Tonight, I took a cab from a friend's house to meet Linus to see "The Lost Skeleton of Cadavra" which wasn't as dreadfully bad as it has been reviewed -- nor was it good.
After I told the cabby that I wanted to go to the Landmark on Diversey, he asked me what I wanted to see:
I explained that I wanted to see the movie.
"A skeleton... is it a horror movie?"
"No, it's more like a spoof"
Silence
"Like a comedy."
"Oh, a comedy. I don't go to the movies much. But..."
And he made an odd pause.
"Do you celebrate the Hannukah?"
"No, no, I don't." I said, distracted by some Roscoe Village chick through the window, but thinking it was an odd question nonetheless.
"Well, you should see the Passion of the Christ. I wept. Many people there with me wept. These people, you know, the Jews, they have been doing this for so long 2,000 years. The Palestinian people who belong there now, they are whipped everyday in the same manner. The people have not changed, the Jews, I mean, only the technique."
"Yeah," I said, "The technology."
I didn't want to go into how the Israel did not exist for most of those two millenia.
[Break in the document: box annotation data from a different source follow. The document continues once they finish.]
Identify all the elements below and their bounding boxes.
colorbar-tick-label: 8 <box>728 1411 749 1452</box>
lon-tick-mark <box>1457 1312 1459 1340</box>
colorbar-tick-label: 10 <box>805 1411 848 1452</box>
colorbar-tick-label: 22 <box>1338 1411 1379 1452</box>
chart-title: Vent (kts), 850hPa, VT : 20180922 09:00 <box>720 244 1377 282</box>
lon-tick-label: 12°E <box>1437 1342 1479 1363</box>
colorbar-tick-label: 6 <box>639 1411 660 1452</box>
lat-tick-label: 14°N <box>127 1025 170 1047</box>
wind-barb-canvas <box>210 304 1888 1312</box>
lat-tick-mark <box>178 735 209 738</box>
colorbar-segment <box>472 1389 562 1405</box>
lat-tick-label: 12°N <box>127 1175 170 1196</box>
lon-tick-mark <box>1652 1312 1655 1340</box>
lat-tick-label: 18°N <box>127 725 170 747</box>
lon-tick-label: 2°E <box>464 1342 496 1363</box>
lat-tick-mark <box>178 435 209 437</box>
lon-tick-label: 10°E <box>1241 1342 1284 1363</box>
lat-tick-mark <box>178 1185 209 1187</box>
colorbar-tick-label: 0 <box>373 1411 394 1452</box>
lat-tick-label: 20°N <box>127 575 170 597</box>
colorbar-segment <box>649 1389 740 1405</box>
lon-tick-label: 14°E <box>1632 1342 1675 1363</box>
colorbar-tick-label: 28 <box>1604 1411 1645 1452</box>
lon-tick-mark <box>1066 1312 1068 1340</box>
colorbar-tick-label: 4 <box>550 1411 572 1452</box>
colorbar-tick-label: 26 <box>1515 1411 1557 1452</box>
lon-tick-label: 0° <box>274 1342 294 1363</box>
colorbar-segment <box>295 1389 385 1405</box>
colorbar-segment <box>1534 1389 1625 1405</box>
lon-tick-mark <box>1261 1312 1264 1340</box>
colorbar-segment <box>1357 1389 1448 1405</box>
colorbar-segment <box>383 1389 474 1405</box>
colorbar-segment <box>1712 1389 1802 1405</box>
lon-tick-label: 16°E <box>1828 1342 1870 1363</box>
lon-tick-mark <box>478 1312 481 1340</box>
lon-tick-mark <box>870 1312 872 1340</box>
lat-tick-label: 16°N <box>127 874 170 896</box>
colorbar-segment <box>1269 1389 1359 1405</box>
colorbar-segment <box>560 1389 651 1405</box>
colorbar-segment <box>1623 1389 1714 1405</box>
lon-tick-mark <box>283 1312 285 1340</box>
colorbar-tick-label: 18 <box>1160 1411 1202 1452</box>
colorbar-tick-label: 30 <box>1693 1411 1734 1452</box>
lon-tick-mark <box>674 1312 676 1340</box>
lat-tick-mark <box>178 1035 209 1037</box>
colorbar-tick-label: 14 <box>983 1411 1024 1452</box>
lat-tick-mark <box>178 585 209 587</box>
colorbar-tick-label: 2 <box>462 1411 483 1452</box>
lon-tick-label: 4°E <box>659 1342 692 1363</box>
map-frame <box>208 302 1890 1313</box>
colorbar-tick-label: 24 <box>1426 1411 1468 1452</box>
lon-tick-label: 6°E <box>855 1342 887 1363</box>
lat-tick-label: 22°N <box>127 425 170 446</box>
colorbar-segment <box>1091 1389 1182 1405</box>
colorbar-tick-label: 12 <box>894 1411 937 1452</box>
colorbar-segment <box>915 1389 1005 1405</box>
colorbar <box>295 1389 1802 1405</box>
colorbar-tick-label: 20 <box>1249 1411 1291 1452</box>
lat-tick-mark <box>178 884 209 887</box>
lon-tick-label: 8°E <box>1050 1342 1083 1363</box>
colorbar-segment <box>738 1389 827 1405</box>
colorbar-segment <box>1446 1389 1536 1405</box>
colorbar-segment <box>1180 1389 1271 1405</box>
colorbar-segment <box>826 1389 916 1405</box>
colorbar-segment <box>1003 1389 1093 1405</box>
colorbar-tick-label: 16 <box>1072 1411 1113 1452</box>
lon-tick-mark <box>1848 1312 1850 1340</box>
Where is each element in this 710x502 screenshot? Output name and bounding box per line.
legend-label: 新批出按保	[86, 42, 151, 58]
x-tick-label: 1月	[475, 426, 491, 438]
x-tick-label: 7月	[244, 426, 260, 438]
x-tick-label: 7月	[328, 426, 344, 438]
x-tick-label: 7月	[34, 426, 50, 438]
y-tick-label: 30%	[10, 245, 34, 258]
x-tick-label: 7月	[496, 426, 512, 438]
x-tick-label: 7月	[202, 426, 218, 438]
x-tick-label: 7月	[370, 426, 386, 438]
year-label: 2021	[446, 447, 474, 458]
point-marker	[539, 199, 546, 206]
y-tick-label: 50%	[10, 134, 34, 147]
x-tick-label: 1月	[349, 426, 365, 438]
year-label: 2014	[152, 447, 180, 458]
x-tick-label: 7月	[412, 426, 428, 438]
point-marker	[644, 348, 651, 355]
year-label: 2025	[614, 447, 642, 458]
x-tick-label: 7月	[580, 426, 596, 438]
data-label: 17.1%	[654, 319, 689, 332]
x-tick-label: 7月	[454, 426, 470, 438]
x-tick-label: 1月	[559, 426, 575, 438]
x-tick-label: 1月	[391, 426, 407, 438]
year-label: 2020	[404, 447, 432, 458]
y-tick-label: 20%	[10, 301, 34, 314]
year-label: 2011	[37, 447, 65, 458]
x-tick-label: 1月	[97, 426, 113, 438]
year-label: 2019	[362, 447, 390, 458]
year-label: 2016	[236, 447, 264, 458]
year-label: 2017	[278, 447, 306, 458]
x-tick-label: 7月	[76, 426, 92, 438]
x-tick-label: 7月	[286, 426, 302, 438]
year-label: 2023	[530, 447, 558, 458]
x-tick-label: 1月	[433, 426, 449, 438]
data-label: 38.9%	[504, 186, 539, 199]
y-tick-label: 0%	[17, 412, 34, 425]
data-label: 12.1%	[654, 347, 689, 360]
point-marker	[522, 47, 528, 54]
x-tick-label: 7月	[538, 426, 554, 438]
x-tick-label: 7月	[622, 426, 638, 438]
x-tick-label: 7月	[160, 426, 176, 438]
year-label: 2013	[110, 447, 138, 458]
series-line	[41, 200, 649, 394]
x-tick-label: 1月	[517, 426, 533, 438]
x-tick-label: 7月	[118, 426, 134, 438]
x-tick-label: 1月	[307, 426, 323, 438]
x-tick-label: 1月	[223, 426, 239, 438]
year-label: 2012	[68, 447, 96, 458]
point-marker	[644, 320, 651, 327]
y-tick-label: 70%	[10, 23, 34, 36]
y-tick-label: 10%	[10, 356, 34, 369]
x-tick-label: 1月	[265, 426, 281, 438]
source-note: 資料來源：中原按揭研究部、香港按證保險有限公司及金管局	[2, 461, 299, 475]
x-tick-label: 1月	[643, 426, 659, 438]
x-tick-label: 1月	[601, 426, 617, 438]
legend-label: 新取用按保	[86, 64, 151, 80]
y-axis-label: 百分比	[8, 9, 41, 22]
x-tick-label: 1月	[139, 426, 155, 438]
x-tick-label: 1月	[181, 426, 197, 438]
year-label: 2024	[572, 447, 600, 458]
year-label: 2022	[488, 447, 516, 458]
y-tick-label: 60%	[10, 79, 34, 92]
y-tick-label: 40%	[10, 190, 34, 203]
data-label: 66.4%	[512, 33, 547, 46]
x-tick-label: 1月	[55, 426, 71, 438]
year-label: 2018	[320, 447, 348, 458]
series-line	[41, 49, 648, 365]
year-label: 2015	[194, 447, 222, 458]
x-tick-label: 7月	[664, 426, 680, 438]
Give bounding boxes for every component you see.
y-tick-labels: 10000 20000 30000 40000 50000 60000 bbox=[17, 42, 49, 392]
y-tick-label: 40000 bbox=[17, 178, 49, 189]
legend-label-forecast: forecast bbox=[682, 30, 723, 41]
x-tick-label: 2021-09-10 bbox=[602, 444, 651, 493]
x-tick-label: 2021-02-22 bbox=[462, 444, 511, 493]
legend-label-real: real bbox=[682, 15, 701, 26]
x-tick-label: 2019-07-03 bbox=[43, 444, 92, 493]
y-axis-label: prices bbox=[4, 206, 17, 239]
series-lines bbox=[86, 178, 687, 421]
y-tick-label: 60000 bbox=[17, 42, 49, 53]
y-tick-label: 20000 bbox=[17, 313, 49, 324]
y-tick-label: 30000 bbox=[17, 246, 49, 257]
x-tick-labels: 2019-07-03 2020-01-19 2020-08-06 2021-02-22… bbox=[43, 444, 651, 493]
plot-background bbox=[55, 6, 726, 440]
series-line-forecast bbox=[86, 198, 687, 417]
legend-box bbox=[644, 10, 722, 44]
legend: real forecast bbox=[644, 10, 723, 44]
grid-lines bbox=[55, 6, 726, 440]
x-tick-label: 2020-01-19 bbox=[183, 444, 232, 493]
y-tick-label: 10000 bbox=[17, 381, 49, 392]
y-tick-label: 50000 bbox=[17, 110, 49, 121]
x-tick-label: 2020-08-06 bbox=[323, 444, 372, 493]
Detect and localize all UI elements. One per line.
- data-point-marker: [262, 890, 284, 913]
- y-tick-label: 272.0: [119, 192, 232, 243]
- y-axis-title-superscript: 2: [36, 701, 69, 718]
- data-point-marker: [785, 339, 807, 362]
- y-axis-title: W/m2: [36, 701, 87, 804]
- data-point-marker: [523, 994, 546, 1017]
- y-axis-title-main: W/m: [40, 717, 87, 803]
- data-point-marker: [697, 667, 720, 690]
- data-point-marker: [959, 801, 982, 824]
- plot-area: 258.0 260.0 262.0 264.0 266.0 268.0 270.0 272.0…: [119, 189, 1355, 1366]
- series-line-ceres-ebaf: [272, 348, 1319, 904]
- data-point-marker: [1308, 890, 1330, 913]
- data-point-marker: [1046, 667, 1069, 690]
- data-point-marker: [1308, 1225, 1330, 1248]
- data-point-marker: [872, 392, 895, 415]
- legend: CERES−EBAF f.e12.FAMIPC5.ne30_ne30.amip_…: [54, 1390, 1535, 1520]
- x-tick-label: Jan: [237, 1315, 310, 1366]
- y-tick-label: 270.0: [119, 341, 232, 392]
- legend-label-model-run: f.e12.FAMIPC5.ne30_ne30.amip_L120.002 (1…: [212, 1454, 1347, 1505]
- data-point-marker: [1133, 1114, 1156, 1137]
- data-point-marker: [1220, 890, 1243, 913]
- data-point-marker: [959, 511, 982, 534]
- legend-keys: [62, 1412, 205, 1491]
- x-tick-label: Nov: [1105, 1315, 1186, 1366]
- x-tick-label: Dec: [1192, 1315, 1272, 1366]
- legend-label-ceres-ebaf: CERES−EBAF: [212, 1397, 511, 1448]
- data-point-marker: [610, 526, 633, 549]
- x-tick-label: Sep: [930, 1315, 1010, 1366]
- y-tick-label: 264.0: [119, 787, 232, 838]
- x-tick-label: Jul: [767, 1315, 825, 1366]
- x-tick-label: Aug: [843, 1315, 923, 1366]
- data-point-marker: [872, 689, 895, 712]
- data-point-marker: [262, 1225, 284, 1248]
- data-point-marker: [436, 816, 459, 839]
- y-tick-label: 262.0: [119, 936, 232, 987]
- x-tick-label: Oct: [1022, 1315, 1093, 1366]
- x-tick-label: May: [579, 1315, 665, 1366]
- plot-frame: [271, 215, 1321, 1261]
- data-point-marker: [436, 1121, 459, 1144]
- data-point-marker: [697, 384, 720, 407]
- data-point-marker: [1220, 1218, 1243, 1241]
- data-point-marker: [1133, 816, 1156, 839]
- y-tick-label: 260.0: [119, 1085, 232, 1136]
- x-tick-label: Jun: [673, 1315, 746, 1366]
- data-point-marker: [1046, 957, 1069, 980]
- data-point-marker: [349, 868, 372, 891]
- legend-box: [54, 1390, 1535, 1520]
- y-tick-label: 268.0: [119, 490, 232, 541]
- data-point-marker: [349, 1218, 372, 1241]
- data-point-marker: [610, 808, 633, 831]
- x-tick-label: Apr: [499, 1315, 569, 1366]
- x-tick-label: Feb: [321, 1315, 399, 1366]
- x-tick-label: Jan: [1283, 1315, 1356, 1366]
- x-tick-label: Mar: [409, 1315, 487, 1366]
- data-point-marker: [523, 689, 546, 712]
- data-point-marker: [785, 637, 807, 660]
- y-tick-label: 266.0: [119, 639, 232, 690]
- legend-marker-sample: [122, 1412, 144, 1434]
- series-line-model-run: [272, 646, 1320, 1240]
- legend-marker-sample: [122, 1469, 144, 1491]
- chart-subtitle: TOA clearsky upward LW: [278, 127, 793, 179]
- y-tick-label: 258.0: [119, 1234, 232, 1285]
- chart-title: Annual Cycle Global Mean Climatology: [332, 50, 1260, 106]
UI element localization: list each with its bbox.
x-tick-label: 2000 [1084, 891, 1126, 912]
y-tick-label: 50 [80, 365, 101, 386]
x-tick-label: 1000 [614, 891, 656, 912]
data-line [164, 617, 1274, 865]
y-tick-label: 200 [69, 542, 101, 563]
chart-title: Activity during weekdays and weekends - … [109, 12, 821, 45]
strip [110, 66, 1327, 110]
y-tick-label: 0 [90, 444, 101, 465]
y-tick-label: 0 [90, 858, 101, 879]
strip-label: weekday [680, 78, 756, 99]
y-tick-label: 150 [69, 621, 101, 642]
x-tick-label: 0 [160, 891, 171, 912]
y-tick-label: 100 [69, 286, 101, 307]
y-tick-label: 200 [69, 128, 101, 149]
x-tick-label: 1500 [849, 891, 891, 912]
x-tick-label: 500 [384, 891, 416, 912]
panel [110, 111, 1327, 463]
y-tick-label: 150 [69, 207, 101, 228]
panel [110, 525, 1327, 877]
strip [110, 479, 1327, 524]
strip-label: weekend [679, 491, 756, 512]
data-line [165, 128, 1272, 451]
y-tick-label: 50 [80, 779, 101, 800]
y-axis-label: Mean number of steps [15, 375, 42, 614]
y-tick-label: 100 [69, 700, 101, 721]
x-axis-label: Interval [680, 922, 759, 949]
"The Palestinians today were like that great man. They have no weapons. They allow themselves to be beaten because they know they are right. The Jews are butchers."
"I wept." He reiterated.
"Do you believe in the Jesus?"
"No, actually, I don't know what to think about that." I offered
Silence.
"Where are you from?" I asked.
"India." He said, "I believe in non-violence. But I believe in the Jesus."
"What did you do in India?" He obviously wasn't going to shut up, so I tried to steer him to another subject.
"I was an engineer. I'm going to nightschool now at UIC (Indian cabbies in Chicago always say that. I have no idea if it's true or not.) "
"I believe in resistance through nonviolence." he said, "But, what is happening in Palestine today is evil. It is the same people doing the same thing that they've always done. I believe, like many people, that nonviolence is not always appropriate."
"Also," he continued, "It is our money that keeps the Israeli's alive. If our money were not there to prop them up. They could not continue to do as they do."
"They are a no-good people. I didn't realize it, until I left seeing the movie with watery eyes."
He took wellington up and dropped me at the corner.
It wouldn't have bothered me so much, had I not spent a good part of the afternoon in bed beneath doses of tylenol, reading The Turner Diaries.